10 Ocak 2017’de yazarın, övgü dolu cümlelerle tanıtılan, diğer ülkelerde okuyucudan tam not alan fakat henüz Türkçeye çevirisi olmayan üçüncü kitabı Her Every Fear romanı, yurt dışında okuyucusunu buldu ve Goodreads listesine girdi bile.
Yazarın kendi web sitesin de ise yeni kitabından şu şekilde bahsediliyor:
Çılgınca popüler olan (The Kind Worth Killing) Öldürmeye Değer Kişiler’in yazarı, sinema klasiği ”Arka Pencere ve Karanlığa Kadar Bekle” gibi heyecanlandıran, heyecanlı, ihanet, manipülasyon ve cinayetin mükafatına kapılmış genç bir kadının bulunduğu heyecanlı ve düpedüz bir Hitchcock psikolojik gerilimiyle geri döndü.

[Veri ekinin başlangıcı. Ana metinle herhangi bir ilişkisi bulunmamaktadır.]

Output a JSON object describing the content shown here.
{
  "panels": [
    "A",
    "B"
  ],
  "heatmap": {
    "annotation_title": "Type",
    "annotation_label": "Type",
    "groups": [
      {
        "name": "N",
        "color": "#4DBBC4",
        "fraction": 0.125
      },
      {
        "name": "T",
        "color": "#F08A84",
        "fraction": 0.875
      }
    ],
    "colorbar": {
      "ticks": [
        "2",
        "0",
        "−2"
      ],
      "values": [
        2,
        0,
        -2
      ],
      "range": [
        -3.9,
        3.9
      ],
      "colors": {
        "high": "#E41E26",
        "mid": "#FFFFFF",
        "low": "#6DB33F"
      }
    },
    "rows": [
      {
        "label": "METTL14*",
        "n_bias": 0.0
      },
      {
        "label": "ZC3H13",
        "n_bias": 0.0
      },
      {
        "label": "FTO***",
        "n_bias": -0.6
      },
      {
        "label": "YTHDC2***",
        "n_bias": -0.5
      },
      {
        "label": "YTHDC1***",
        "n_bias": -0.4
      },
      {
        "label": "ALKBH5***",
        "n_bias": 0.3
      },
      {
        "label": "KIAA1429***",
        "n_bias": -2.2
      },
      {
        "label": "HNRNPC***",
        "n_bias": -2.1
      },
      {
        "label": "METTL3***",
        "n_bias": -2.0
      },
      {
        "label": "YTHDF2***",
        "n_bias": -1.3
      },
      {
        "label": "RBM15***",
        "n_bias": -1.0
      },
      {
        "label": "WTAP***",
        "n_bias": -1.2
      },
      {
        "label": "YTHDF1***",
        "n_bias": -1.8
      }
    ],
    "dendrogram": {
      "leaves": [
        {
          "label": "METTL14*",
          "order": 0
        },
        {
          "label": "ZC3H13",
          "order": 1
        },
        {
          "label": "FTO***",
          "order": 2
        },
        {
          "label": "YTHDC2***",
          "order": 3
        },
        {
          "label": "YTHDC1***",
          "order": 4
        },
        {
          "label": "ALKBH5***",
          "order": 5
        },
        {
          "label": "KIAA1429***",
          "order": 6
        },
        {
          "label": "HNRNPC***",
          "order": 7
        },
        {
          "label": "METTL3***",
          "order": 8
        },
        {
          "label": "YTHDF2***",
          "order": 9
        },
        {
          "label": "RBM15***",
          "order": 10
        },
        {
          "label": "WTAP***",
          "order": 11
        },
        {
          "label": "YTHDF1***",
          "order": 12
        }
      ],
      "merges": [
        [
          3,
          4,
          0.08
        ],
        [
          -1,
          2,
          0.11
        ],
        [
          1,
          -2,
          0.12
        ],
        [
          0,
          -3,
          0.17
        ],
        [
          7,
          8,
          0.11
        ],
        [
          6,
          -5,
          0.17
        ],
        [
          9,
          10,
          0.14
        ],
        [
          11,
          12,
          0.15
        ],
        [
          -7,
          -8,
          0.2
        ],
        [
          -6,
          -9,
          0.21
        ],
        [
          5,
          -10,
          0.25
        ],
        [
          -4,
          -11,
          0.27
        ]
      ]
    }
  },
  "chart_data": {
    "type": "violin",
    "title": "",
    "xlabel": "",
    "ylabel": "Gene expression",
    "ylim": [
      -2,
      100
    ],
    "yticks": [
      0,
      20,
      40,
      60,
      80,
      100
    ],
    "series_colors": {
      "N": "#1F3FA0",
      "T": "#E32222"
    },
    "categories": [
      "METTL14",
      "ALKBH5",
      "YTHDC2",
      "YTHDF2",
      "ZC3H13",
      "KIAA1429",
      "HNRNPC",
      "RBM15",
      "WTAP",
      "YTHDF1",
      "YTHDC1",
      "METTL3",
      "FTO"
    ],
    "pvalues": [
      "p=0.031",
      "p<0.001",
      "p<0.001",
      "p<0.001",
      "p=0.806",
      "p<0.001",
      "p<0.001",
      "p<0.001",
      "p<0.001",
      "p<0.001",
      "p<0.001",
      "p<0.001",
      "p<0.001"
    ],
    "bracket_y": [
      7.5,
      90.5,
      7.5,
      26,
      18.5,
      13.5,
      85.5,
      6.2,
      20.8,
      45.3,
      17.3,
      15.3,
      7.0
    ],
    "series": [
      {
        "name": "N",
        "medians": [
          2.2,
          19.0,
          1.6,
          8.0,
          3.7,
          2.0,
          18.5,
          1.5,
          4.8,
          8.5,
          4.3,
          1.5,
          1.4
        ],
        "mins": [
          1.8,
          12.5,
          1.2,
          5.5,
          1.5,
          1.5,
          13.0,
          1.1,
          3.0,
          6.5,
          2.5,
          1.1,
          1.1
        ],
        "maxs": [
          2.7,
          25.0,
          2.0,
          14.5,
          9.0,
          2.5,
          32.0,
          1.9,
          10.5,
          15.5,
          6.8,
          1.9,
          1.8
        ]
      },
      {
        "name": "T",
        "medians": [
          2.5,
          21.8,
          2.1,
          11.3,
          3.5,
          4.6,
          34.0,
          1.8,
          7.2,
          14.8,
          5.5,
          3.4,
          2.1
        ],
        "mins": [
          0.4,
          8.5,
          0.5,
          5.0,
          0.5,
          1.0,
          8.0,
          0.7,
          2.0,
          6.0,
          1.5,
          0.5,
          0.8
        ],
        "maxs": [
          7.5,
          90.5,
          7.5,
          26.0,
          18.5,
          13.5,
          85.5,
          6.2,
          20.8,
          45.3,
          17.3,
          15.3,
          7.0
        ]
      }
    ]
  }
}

Türkiye’de kitap ne zaman ve hangi yayınevi tarafından yayımlanacak; bunların yanıtları ise henüz belirsiz.
Yazarın kitapları şimdiye değin 30 dile çevrildi; henüz Türkçe çevirisi olmayan üçüncü kitabının en kısa zamanda Türkçeye raflardaki yerini alarak biz okuyucular ile buluşmasını diliyorum.
Okuyarak yeni heyecanlara ve ufuklara ulaşmanızı dilerim.